Overall, I found this course very useful and overall well constructed.

von Gustavo S d S

Nov 15, 2016

Learnt concepts about Neural Networks, Supervised / Unsupervised / Reinforcement Learning. Covers topics about Information Theory, Statistic and Probability. Matlab / Python assignments.

von Claudio G

May 22, 2018

I have really liked this course,but there is a lot of statistics I didn't expect to find at the beginning. Ihave given me exactly the flavor of what Computational Neuroscience is and what are the field of applications, which are REALLY interesting. Honestly I have found a bit too condensed the part regarding the description of "cause" and all the related statistic stuff which I think should deserve some 1 or 2 videos with solved problems. All summed up, I think this course is really worth of taking. Best regards to the professors and to the mentors and to those who have given me a lot of help with their posting on the forum. Their doubts and the relative answers have really been enlightening for driving me towards a better understanding of the matter. Thank you to all of you.

von Diego J V (

Feb 20, 2017

This course serves as a nice introduction to the field of computational neuroscience.
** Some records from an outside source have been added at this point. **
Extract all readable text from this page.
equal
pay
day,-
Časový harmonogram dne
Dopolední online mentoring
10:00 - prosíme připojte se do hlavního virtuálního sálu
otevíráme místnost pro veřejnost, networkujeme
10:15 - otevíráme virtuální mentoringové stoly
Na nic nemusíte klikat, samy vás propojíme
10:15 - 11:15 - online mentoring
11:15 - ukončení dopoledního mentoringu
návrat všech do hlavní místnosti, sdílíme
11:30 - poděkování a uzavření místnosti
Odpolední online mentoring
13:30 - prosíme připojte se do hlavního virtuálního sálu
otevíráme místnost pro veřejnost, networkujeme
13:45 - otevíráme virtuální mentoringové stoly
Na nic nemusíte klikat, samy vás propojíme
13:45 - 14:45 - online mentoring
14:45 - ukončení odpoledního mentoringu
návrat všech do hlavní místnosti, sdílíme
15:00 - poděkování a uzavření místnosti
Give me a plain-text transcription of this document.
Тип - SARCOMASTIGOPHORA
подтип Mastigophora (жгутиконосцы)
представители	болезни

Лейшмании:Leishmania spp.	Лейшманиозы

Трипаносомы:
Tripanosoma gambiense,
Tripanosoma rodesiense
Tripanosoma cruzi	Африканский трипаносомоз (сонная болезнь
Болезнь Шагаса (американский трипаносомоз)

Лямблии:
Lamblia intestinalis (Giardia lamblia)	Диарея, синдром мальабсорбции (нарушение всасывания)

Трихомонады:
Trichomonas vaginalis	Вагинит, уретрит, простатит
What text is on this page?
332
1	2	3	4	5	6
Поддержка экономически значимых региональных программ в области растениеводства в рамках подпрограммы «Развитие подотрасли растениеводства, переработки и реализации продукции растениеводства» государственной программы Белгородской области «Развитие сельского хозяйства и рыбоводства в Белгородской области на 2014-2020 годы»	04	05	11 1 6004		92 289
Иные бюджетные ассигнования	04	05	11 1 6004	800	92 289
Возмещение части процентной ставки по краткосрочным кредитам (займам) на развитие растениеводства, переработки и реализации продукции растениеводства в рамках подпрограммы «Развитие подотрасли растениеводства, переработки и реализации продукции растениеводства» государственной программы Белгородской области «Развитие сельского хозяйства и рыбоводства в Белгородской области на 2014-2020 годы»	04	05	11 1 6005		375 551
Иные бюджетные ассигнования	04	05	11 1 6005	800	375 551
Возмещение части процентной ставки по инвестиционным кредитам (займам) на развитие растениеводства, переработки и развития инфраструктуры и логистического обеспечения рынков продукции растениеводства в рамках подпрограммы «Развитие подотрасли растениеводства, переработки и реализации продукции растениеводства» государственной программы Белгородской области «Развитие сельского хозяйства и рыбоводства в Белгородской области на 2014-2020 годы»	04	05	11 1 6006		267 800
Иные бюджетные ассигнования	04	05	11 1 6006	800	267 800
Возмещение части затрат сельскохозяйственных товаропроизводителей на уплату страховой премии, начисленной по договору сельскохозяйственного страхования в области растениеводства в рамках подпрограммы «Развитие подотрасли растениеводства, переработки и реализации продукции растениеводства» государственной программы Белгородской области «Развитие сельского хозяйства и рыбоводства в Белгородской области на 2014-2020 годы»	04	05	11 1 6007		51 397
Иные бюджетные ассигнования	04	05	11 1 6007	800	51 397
However, at some points, more than basic knowledge of differential equations and probability & statistics is needed.

von Serena R

Aug 31, 2017

I found this course helpful and inspiring for my research activity. I suggest it to anyone who has basic mathematical skills.

von Renaldas Z

Jun 30, 2017

Great course, if a little bit outdated today.

von Víthor R F

Mar 10, 2018

Many of the lectures do not make a plenty of sense relative to their quizzes. The lectures are rather theoretical and the quizzes are rather practical. Also, one of the professors have better didactics than the other. Either way, it was quite an adventure (my hat almost didn't survive).

von Akshay K J

Aug 17, 2017

Overall - A good introductory course. But the last week, reinforcement learning and neural networks, could have involved programming questions.